There are cows on the beach. This is India.
I laugh to myself. The waves are crashing in the background, they sound thundering,
no lagoon protects this coast as it did in the Pacific, in the oceans of my memory.
There is nothing subtle, nothing soft spoken about this land. Even the waves are in-your-face.
I was attempting to reason a feeling that I had the other day in Bombay, a feeling I have not felt before, a feeling of being in the middle of complete maddness, and though it was brief, I have been thinking about this feeling since it occured on the local railway in the biggest city in the subcontinent. Gregory Roberts, in his amazing book Shantaram which I am currently reading,
experienced the same rush, the same crush, in the same city, some years before...
"Bellowing threats, insults and curses, he thumped a path through the choking throng. Men fell and were pushed aside with every lift and thrust...people shouted and screamed as if they were the victims of a terrible disaster. Garbled, indicipherable announcements blared from the loudspeakers over our heads. Sirens, bells, and whistles wailed constantly. "

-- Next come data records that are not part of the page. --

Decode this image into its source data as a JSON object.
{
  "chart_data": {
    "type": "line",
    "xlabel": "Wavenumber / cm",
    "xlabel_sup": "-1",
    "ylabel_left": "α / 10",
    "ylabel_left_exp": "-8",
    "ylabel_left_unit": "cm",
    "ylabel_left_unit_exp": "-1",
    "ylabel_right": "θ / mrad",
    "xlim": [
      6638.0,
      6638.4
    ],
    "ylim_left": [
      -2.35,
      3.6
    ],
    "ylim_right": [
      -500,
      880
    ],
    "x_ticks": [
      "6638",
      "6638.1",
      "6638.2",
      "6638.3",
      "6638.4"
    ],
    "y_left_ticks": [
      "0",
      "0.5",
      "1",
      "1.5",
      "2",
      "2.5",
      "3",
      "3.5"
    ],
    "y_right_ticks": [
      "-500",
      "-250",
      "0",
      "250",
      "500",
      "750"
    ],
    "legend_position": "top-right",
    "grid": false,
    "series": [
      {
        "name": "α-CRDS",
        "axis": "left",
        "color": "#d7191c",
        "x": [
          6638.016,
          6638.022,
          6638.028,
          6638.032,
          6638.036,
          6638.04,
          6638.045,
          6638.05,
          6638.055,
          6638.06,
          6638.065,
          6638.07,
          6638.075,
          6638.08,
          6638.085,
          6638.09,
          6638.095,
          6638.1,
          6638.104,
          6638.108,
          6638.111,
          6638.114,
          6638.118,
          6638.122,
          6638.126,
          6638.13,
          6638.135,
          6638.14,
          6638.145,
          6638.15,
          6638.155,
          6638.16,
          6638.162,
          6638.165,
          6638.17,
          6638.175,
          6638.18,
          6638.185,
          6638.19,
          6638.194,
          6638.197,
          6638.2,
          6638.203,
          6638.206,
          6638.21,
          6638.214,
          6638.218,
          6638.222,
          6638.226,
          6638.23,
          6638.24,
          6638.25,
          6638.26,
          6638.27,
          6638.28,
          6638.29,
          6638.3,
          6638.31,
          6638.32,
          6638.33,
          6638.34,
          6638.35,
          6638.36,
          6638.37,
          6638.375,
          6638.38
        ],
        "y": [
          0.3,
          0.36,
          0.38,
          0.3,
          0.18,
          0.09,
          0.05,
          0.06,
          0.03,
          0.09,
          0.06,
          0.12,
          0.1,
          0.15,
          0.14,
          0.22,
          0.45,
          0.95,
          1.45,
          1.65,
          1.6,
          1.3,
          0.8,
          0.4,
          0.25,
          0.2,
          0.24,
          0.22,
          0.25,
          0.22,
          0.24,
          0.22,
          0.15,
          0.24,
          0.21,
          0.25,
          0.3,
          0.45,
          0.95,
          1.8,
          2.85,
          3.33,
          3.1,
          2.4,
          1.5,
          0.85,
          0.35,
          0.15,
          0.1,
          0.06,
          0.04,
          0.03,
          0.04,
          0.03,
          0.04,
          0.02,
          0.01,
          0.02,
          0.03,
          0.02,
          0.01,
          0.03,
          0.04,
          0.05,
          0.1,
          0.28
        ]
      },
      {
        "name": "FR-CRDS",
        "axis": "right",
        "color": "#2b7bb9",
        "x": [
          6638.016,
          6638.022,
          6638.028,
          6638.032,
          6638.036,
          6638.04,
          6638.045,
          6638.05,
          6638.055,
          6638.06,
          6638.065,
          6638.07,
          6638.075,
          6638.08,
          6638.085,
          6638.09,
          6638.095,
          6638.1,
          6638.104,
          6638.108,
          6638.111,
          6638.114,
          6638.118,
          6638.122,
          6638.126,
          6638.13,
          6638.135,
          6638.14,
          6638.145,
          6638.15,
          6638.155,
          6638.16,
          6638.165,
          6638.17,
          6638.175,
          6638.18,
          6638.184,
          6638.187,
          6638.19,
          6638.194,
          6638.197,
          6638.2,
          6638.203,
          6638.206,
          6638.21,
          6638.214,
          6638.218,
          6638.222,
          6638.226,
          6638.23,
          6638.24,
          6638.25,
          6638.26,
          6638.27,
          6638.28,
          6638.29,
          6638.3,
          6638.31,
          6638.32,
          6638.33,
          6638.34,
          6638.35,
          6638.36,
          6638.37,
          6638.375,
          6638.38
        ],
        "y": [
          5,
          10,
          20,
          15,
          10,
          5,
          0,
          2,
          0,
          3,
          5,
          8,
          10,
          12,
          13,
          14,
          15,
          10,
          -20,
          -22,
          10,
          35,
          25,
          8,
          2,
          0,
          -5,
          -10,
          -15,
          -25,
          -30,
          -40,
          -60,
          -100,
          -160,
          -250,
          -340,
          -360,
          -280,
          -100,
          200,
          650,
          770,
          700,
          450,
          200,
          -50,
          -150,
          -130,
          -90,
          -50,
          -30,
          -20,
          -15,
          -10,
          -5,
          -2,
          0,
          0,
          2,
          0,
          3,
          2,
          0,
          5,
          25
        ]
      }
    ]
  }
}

Me, getting onto a train, every man using every ounce of his strength to push, pull, wedge, and fight his way into the already overcrowded car. The intensity of the looks, shouts, made the car charged with energy. I, too, pushed, pulled, and fought, a second notice to my being a foreigner not being taken. When the doors closed, a calm politeness took over the railcar like a sedative. Heads nodded side to side, and courteous men ensured that I was aware of my stop. Then, the doors open, and pandemonium breaks out once again, like clockwork. The terror and politeness, crazed emotion and then civility and serenity, worked over and over again, as a microcosm of Indian life. Just enough of each to ensure that things continue on is such a land.